Earlier this year, the New Zealand Government approved 500,000 NZD (£163,000) of public funds for PGD treatment, which involves testing IVF embryos in order to select those unaffected by a particular genetic condition. The new report, around 350 pages long, first outlines the history and clinical use of PGD and then examines the surrounding ethical, legal and regulatory issues. 'I think the report recognises the range of ethical viewpoints', said team leader Professor Mark Henaghan, adding 'in the end it also recognises that modern medicine intervenes in human life in many areas to ease suffering'.

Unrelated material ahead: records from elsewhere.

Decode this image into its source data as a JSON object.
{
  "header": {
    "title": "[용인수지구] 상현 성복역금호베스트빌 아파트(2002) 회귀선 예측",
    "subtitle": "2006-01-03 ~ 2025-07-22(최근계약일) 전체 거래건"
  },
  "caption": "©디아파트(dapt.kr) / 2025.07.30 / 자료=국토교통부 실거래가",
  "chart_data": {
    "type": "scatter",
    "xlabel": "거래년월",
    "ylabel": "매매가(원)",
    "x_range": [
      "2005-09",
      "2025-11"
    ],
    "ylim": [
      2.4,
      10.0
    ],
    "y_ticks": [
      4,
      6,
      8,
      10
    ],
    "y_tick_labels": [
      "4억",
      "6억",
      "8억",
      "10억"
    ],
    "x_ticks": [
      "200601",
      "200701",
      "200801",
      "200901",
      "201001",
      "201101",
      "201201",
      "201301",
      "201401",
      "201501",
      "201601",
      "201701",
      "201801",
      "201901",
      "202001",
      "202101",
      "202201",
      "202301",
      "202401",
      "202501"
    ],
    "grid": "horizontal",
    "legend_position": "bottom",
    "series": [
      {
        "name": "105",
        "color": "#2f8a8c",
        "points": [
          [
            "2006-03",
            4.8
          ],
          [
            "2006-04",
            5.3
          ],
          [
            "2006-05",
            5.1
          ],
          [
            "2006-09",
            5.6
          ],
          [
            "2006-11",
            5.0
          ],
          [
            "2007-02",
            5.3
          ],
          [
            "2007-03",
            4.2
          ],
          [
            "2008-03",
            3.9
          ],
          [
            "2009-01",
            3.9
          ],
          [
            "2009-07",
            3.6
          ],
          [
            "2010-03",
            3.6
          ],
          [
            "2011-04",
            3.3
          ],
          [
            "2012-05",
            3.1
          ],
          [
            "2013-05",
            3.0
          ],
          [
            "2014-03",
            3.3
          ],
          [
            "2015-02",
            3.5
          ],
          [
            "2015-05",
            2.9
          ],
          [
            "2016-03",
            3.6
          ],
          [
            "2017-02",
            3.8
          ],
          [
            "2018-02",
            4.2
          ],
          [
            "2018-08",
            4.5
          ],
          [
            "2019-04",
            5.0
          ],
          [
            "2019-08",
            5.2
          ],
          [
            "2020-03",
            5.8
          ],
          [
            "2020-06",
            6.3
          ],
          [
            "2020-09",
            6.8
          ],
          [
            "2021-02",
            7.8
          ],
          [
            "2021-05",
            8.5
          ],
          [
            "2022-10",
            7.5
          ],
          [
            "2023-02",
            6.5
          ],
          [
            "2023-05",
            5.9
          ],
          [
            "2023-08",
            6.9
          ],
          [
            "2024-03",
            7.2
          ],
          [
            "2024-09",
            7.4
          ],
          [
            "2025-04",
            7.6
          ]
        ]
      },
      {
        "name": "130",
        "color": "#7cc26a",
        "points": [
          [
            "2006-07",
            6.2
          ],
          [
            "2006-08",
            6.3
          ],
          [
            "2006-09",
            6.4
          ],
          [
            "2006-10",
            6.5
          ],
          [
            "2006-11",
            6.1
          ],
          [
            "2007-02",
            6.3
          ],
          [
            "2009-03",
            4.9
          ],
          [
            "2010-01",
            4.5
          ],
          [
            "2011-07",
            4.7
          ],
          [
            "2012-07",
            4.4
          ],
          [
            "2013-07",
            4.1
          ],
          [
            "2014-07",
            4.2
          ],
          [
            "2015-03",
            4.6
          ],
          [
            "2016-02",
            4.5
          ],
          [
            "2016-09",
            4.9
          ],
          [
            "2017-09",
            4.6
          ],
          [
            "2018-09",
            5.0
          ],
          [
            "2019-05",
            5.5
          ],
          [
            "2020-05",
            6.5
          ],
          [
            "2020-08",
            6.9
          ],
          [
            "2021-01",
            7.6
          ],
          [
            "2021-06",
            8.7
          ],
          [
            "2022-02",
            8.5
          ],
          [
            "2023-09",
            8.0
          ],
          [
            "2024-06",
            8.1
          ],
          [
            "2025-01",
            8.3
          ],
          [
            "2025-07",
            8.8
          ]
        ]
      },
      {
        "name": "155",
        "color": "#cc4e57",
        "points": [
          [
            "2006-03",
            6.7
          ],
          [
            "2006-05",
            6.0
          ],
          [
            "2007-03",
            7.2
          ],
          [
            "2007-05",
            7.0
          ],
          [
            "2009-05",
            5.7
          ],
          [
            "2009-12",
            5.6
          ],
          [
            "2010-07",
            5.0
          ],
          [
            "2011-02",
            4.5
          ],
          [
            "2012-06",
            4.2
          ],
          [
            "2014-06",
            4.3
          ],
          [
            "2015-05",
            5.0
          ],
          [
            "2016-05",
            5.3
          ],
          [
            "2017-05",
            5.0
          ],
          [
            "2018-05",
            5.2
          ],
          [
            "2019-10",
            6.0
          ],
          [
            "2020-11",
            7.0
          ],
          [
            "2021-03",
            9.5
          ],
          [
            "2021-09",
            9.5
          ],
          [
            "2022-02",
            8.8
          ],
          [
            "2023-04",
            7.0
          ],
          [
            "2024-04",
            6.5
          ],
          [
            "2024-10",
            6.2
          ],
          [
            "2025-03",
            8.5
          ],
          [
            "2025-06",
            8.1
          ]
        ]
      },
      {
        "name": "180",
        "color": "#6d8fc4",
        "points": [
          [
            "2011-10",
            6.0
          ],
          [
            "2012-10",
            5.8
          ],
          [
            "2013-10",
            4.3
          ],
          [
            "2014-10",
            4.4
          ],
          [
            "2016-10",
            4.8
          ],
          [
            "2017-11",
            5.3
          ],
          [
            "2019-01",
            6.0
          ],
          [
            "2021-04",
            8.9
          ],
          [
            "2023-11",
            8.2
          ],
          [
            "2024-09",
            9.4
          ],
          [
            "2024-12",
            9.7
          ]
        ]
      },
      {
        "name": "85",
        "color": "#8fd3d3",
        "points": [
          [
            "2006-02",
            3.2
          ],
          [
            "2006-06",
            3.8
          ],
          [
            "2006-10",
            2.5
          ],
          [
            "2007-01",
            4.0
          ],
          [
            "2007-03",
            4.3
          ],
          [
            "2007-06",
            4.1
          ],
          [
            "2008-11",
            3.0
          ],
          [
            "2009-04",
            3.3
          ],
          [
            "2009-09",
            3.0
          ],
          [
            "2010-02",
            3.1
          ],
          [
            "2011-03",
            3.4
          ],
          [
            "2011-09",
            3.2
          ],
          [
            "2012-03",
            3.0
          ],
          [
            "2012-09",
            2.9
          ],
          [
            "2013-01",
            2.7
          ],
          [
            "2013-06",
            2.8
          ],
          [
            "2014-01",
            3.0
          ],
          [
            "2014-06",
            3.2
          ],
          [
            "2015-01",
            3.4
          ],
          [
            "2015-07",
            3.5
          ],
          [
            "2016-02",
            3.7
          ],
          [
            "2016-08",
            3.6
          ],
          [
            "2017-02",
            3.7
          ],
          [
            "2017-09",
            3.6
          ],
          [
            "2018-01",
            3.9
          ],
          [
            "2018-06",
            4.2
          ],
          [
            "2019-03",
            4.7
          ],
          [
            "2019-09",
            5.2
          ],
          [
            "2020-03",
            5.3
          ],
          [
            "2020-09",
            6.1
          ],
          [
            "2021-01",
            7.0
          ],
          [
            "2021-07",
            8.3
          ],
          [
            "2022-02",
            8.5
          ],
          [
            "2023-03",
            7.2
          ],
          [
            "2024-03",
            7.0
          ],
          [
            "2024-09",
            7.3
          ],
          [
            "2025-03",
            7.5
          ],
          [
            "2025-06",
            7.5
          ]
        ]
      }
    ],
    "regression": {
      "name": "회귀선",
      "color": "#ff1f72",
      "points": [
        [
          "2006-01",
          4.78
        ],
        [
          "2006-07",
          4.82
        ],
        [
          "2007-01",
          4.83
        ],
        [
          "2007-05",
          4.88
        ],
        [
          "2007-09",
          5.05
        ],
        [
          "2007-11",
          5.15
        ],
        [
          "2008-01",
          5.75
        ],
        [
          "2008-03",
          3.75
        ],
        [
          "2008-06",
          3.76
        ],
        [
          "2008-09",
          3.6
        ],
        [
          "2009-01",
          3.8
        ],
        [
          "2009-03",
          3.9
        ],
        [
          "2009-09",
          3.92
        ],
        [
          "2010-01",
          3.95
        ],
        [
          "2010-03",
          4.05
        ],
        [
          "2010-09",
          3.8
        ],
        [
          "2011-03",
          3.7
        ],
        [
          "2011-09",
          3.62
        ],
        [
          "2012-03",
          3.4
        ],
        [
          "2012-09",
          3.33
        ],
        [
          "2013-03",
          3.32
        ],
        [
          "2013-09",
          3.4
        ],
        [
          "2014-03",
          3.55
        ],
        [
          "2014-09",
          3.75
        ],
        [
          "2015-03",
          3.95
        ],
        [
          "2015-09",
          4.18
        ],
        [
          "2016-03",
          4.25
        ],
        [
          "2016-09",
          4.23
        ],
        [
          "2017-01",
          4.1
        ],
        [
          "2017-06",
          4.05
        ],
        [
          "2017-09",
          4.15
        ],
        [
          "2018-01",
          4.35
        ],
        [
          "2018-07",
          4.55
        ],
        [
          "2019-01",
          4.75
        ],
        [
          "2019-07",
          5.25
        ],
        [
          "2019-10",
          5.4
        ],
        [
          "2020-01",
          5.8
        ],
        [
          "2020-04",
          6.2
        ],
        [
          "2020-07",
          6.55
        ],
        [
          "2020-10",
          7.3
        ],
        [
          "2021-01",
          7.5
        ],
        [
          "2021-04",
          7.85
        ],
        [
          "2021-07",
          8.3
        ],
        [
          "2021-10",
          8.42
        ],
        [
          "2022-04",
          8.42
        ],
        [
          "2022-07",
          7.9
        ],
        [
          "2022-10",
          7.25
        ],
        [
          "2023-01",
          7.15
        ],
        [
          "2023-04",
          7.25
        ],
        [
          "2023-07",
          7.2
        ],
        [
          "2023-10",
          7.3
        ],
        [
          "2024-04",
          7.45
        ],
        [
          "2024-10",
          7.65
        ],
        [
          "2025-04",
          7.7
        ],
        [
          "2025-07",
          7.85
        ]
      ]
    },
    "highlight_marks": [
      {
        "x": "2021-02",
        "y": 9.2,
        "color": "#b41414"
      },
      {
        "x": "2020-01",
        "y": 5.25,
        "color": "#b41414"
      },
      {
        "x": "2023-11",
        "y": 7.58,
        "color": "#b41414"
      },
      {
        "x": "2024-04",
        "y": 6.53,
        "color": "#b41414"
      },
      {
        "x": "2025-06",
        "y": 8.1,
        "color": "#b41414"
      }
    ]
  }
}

The authors point to inconsistencies in the way PGD is currently regulated in New Zealand. For example, selecting embryos with a genetic impairment is prohibited, which they say is inconsistent with prenatal testing, since parents can choose to continue with a pregnancy even when they have been made aware of a genetic impairment in a fetus. Professor Henaghan said that this means that deaf parents may not select an embryo carrying a gene mutation that causes deafness, 'even when the parents consider that deafness is not an "impairment" but rather a disorder that can be life-enhancing'.
The report also points to the inconsistency of the current rules concerning 'saviour siblings' - in which PGD is used to test embryos to ensure the birth of a baby that can provide genetically-matched cord-blood stem cells to help treat a seriously ill sibling. In NZ, PGD is only allowed for cases in which a couple is also requesting PGD to help avoid a serious genetic condition, as was the case in the UK until recently, before a policy change by the Human Fertilisation and Embryology Authority. The report says that PGD should be permitted in cases where a child is suffering from a severe life-threatening condition, 'whether familial or not'.
On the subject of using PGD to select an embryo on the basis of its sex, currently allowed only for medical reasons, the authors question whether this outright ban is too rigid. It cites the Mastertons, a Scottish couple with four sons who wanted to use PGD to have a baby girl after their only daughter was killed in a tragic accident. The report suggests that to account for cases like these, sex selection could be allowed for 'compassionate' as well as medical reasons. The report also looked at existing policy for later onset and 'lower penetrance' disorders, and concluded that wording recently adopted under the 2004 Human Assisted Reproductive Technology Act appeared to have already extended the use of PGD for such conditions - a move that it said went beyond the scope of public consultation on the issue.
The report also looks at the Maori attitudes to the technique, based on in-depth interviews that reveal 'a general agreement that this technique has the potential to do more good than harm for Maori communities'. However, the research did highlight concerns that Maori may not have equality of access to PGD.